Mais ce mari vigoureux, dévoué, impressionnable, fit le plus extraordinaire repas en l’honneur de cette réunion. Il répandit de la moutarde sur ses gâteaux. Il versa de la sauce de Worcester dans son café et de la crème sur ses côtelettes. Il manifesta sa reconnaissance à Lucy en chargeant son assiette de mets qu’elle ne désirait pas. Il parlait perpétuellement, et dévorait des viandes d’une manière peu convenable. Il serra les mains de Talbot tellement souvent à travers la table du déjeuner, qu’il exposait les plats et les membres de toute la compagnie à l’imminent péril de recevoir une partie de l’eau bouillante contenue dans la bouilloire. Il fut pris d’un accès de toux et se rendit la figure écarlate par un usage peu judicieux de poivre de Cayenne, et il montra en même temps une gaieté tellement insensée, que Talbot fut forcé d’avoir recours à toute sorte d’expédients pour tenir les domestiques hors de la chambre pendant le cours de ce repas bruyant et effrayant.

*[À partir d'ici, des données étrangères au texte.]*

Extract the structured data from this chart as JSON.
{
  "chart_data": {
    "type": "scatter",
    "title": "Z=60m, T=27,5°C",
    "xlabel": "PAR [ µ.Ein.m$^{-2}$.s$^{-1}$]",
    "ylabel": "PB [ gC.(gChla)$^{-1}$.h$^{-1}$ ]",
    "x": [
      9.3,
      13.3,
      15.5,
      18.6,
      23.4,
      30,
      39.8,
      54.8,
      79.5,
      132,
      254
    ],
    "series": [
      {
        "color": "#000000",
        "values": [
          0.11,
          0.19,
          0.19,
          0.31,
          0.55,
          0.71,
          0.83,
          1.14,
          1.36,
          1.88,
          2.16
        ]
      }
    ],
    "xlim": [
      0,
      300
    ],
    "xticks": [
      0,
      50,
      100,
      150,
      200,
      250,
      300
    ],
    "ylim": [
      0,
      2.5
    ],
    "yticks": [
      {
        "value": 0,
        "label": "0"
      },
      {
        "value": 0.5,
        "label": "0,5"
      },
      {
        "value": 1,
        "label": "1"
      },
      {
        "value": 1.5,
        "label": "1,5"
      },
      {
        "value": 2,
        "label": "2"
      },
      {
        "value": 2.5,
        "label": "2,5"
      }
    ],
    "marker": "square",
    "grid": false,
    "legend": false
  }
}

Les journaux du dimanche furent apportés au maître de la maison avant que le déjeuner fût fini, et tandis, que John parlait, mangeait, gesticulait, Bulstrode se cacha derrière la feuille ouverte de la dernière édition du Weekly Dispath, pour lire un paragraphe qui était dans ce journal.

Ce paragraphe donnait un court récit du meurtre et de l’enquête qui avait eu lieu à Mellish, et se terminait par la phrase stéréotypée :

« La police locale donne une attention constante à cette affaire, et nous pensons pouvoir affirmer qu’elle a obtenu un indice qui pourra probablement mener à la prompte découverte du coupable. »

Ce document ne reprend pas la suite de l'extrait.